Linking Photometry and spectroscopy: profiling multiple populations in globular clusters

Abstract: Our understanding of multiple populations in globular clusters (GCs) largely comes from photometry and spectroscopy: appropriate photometric diagrams can disentangle first and second populations (1P and 2P)-1P having chemical signatures similar to field stars, and 2P stars showing unique light-element variations-while spectroscopy enables detailed chemical abundances analyses of these populations. We combine multi-band photometry with extensive spectroscopic data to investigate the chemical composition of multiple populations across 38 GCs, yielding a chemical abundance dataset for stars with precise population tagging.

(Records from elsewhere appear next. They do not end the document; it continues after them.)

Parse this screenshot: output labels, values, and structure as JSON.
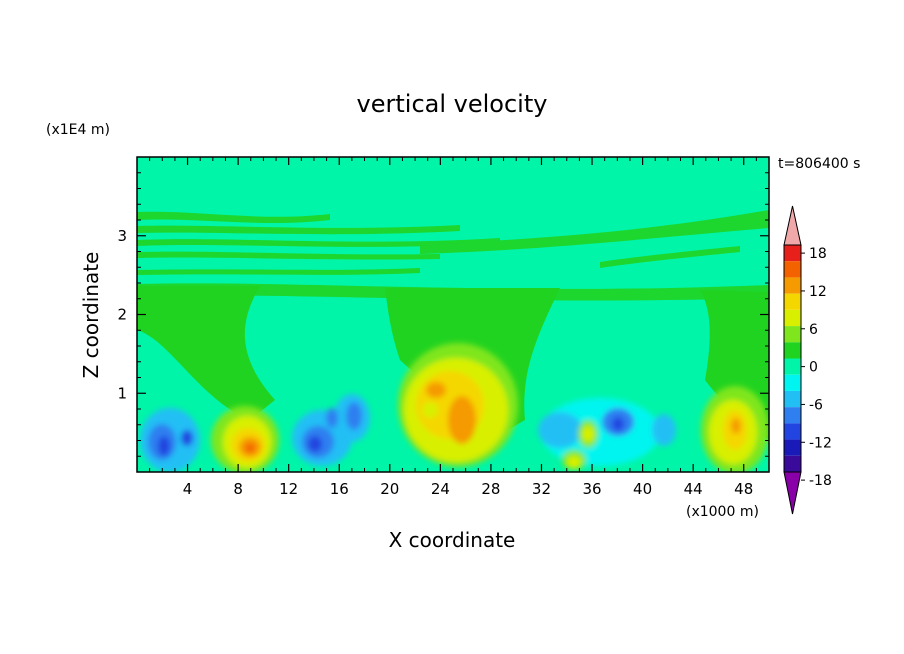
{
  "chart_data": {
    "type": "heatmap",
    "title": "vertical velocity",
    "xlabel": "X coordinate",
    "ylabel": "Z coordinate",
    "x_unit": "(x1000 m)",
    "y_unit": "(x1E4 m)",
    "time_label": "t=806400 s",
    "xlim": [
      0,
      50
    ],
    "ylim": [
      0,
      4
    ],
    "x_ticks": [
      4,
      8,
      12,
      16,
      20,
      24,
      28,
      32,
      36,
      40,
      44,
      48
    ],
    "y_ticks": [
      1,
      2,
      3
    ],
    "colorbar": {
      "levels": [
        -21,
        -18,
        -15,
        -12,
        -9,
        -6,
        -3,
        0,
        3,
        6,
        9,
        12,
        15,
        18,
        21
      ],
      "tick_labels": [
        "18",
        "12",
        "6",
        "0",
        "-6",
        "-12",
        "-18"
      ],
      "tick_values": [
        18,
        12,
        6,
        0,
        -6,
        -12,
        -18
      ],
      "colors": [
        "#8a00a8",
        "#3a0a9a",
        "#1a1ab8",
        "#2244e0",
        "#2f7ff0",
        "#22bff5",
        "#00f5f0",
        "#00f5a8",
        "#21d321",
        "#7fe61e",
        "#d8f000",
        "#f5d700",
        "#f59a00",
        "#f46200",
        "#e8201c",
        "#f0a8a8"
      ],
      "over_color": "#f0a8a8",
      "under_color": "#8a00a8",
      "background_value_color": "#00f5a8"
    },
    "features": [
      {
        "x": 1.5,
        "z": 0.35,
        "value": -11
      },
      {
        "x": 4.5,
        "z": 0.32,
        "value": -9
      },
      {
        "x": 8.5,
        "z": 0.35,
        "value": 14
      },
      {
        "x": 15,
        "z": 0.35,
        "value": -10
      },
      {
        "x": 17.5,
        "z": 0.7,
        "value": -7
      },
      {
        "x": 24.5,
        "z": 0.85,
        "value": 9
      },
      {
        "x": 25.5,
        "z": 0.6,
        "value": 12
      },
      {
        "x": 34.5,
        "z": 0.15,
        "value": 6
      },
      {
        "x": 36,
        "z": 0.5,
        "value": 5
      },
      {
        "x": 38.5,
        "z": 0.55,
        "value": -9
      },
      {
        "x": 47,
        "z": 0.5,
        "value": 11
      }
    ]
  }
}
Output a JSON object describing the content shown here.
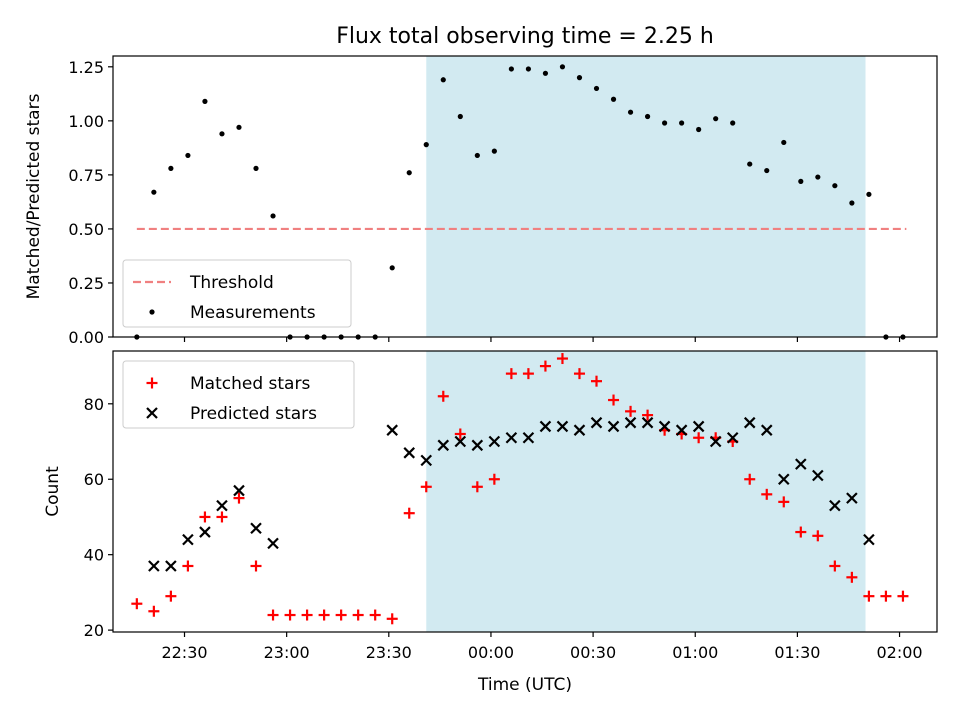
{
  "title": "Flux total observing time = 2.25 h",
  "colors": {
    "threshold": "#f08080",
    "measurement": "#000000",
    "matched": "#ff0000",
    "predicted": "#000000",
    "shade": "#add8e6"
  },
  "chart_data": [
    {
      "type": "scatter",
      "ylabel": "Matched/Predicted stars",
      "ylim": [
        0.0,
        1.3
      ],
      "xlim": [
        "22:09",
        "02:11"
      ],
      "yticks": [
        "0.00",
        "0.25",
        "0.50",
        "0.75",
        "1.00",
        "1.25"
      ],
      "ytick_values": [
        0.0,
        0.25,
        0.5,
        0.75,
        1.0,
        1.25
      ],
      "shaded_interval": [
        "23:41",
        "01:50"
      ],
      "legend_position": "lower-left",
      "threshold": {
        "name": "Threshold",
        "value": 0.5,
        "x_range": [
          "22:16",
          "02:02"
        ],
        "style": "dashed"
      },
      "series": [
        {
          "name": "Measurements",
          "marker": "dot",
          "x": [
            "22:16",
            "22:21",
            "22:26",
            "22:31",
            "22:36",
            "22:41",
            "22:46",
            "22:51",
            "22:56",
            "23:01",
            "23:06",
            "23:11",
            "23:16",
            "23:21",
            "23:26",
            "23:31",
            "23:36",
            "23:41",
            "23:46",
            "23:51",
            "23:56",
            "00:01",
            "00:06",
            "00:11",
            "00:16",
            "00:21",
            "00:26",
            "00:31",
            "00:36",
            "00:41",
            "00:46",
            "00:51",
            "00:56",
            "01:01",
            "01:06",
            "01:11",
            "01:16",
            "01:21",
            "01:26",
            "01:31",
            "01:36",
            "01:41",
            "01:46",
            "01:51",
            "01:56",
            "02:01"
          ],
          "values": [
            0.0,
            0.67,
            0.78,
            0.84,
            1.09,
            0.94,
            0.97,
            0.78,
            0.56,
            0.0,
            0.0,
            0.0,
            0.0,
            0.0,
            0.0,
            0.32,
            0.76,
            0.89,
            1.19,
            1.02,
            0.84,
            0.86,
            1.24,
            1.24,
            1.22,
            1.25,
            1.2,
            1.15,
            1.1,
            1.04,
            1.02,
            0.99,
            0.99,
            0.96,
            1.01,
            0.99,
            0.8,
            0.77,
            0.9,
            0.72,
            0.74,
            0.7,
            0.62,
            0.66,
            0.0,
            0.0
          ]
        }
      ]
    },
    {
      "type": "scatter",
      "xlabel": "Time (UTC)",
      "ylabel": "Count",
      "ylim": [
        19.5,
        94
      ],
      "xlim": [
        "22:09",
        "02:11"
      ],
      "xticks": [
        "22:30",
        "23:00",
        "23:30",
        "00:00",
        "00:30",
        "01:00",
        "01:30",
        "02:00"
      ],
      "yticks": [
        "20",
        "40",
        "60",
        "80"
      ],
      "ytick_values": [
        20,
        40,
        60,
        80
      ],
      "shaded_interval": [
        "23:41",
        "01:50"
      ],
      "legend_position": "upper-left",
      "series": [
        {
          "name": "Matched stars",
          "marker": "plus",
          "x": [
            "22:16",
            "22:21",
            "22:26",
            "22:31",
            "22:36",
            "22:41",
            "22:46",
            "22:51",
            "22:56",
            "23:01",
            "23:06",
            "23:11",
            "23:16",
            "23:21",
            "23:26",
            "23:31",
            "23:36",
            "23:41",
            "23:46",
            "23:51",
            "23:56",
            "00:01",
            "00:06",
            "00:11",
            "00:16",
            "00:21",
            "00:26",
            "00:31",
            "00:36",
            "00:41",
            "00:46",
            "00:51",
            "00:56",
            "01:01",
            "01:06",
            "01:11",
            "01:16",
            "01:21",
            "01:26",
            "01:31",
            "01:36",
            "01:41",
            "01:46",
            "01:51",
            "01:56",
            "02:01"
          ],
          "values": [
            27,
            25,
            29,
            37,
            50,
            50,
            55,
            37,
            24,
            24,
            24,
            24,
            24,
            24,
            24,
            23,
            51,
            58,
            82,
            72,
            58,
            60,
            88,
            88,
            90,
            92,
            88,
            86,
            81,
            78,
            77,
            73,
            72,
            71,
            71,
            70,
            60,
            56,
            54,
            46,
            45,
            37,
            34,
            29,
            29,
            29
          ]
        },
        {
          "name": "Predicted stars",
          "marker": "x",
          "x": [
            "22:21",
            "22:26",
            "22:31",
            "22:36",
            "22:41",
            "22:46",
            "22:51",
            "22:56",
            "23:31",
            "23:36",
            "23:41",
            "23:46",
            "23:51",
            "23:56",
            "00:01",
            "00:06",
            "00:11",
            "00:16",
            "00:21",
            "00:26",
            "00:31",
            "00:36",
            "00:41",
            "00:46",
            "00:51",
            "00:56",
            "01:01",
            "01:06",
            "01:11",
            "01:16",
            "01:21",
            "01:26",
            "01:31",
            "01:36",
            "01:41",
            "01:46",
            "01:51"
          ],
          "values": [
            37,
            37,
            44,
            46,
            53,
            57,
            47,
            43,
            73,
            67,
            65,
            69,
            70,
            69,
            70,
            71,
            71,
            74,
            74,
            73,
            75,
            74,
            75,
            75,
            74,
            73,
            74,
            70,
            71,
            75,
            73,
            60,
            64,
            61,
            53,
            55,
            44
          ]
        }
      ]
    }
  ]
}
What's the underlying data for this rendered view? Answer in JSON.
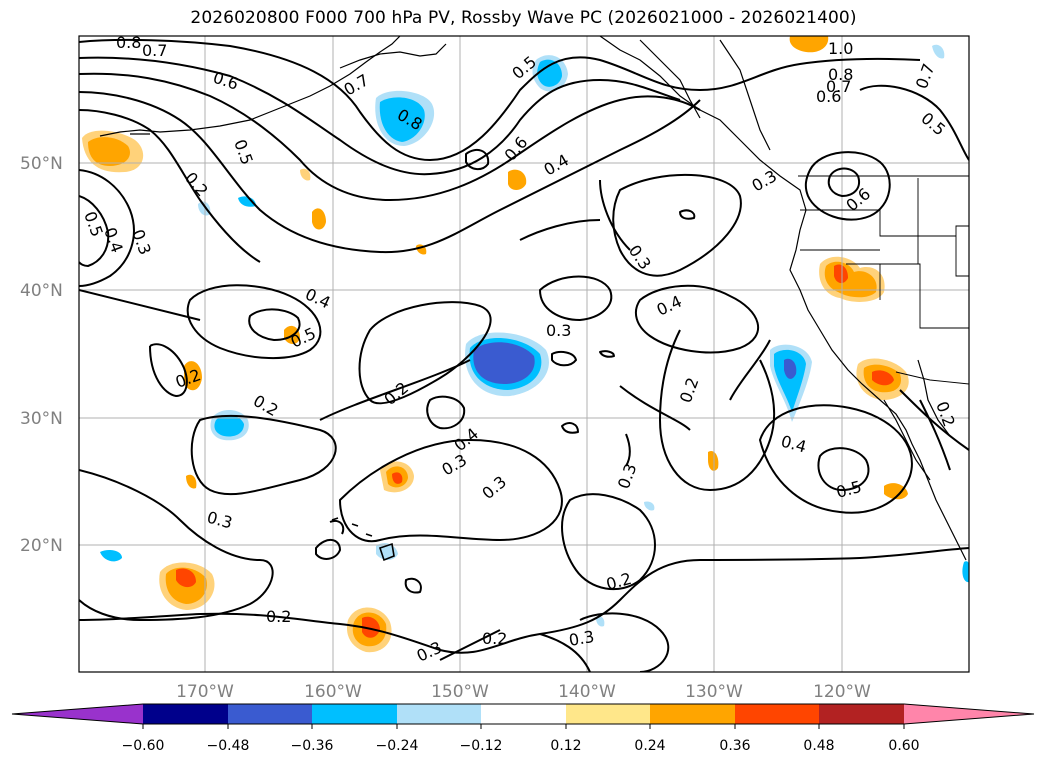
{
  "title": "2026020800 F000 700 hPa PV, Rossby Wave PC (2026021000 - 2026021400)",
  "map": {
    "lat_labels": [
      "50°N",
      "40°N",
      "30°N",
      "20°N"
    ],
    "lon_labels": [
      "170°W",
      "160°W",
      "150°W",
      "140°W",
      "130°W",
      "120°W"
    ]
  },
  "contour_labels": [
    "0.8",
    "0.7",
    "0.6",
    "0.5",
    "0.2",
    "0.5",
    "0.4",
    "0.3",
    "0.7",
    "0.8",
    "0.5",
    "0.6",
    "0.4",
    "1.0",
    "0.8",
    "0.7",
    "0.6",
    "0.7",
    "0.5",
    "0.6",
    "0.3",
    "0.4",
    "0.4",
    "0.5",
    "0.3",
    "0.2",
    "0.2",
    "0.2",
    "0.4",
    "0.3",
    "0.3",
    "0.3",
    "0.2",
    "0.4",
    "0.5",
    "0.2",
    "0.3",
    "0.2",
    "0.2",
    "0.3",
    "0.3",
    "0.2",
    "0.3"
  ],
  "colorbar": {
    "colors": [
      "#9932cc",
      "#00008b",
      "#3a5bd0",
      "#00bfff",
      "#b0e0f8",
      "#ffffff",
      "#ffe78a",
      "#ffa500",
      "#ff4500",
      "#b22222",
      "#ff85aa"
    ],
    "tick_labels": [
      "−0.60",
      "−0.48",
      "−0.36",
      "−0.24",
      "−0.12",
      "0.12",
      "0.24",
      "0.36",
      "0.48",
      "0.60"
    ]
  },
  "colors": {
    "grid": "#b0b0b0",
    "contour": "#000000",
    "axis_label": "#808080"
  }
}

This dataset provides the most extensive analysis of C, N, O, Na, Mg, and Al variations, revealing the largest sample yet of light-element spreads across GCs. GC mass correlates with light-element variations, supporting earlier photometric studies. We investigated iron differences among 1P stars, confirming their presence in 19 GCs, and finding a spread consistent with prediction based on photometry. Notably, in eight of them we detected a correlation between [Fe/H] and the position in iron-sensitive photometric diagrams. More massive GCs display larger lithium depletion among 2P stars, which is consistent with zero at smaller masses. Notably, some 2P stars with the most extreme chemical differences compared to 1P stars still show Li comparable to 1P, suggesting that the 1P polluters have produced some amount of this element. We analyzed the anomalous stars, a population characterized by enrichment in iron, s-process elements, and C+N+O, in ten GCs. NGC1851, NGC5139, NGC6656, and NGC 6715 display light-element inhomogeneities similar to 1P and 2P stars. Iron and barium enrichment varies widely-negligible in some clusters and much larger than errors in others. Generally, these elemental spreads correlate with GC mass.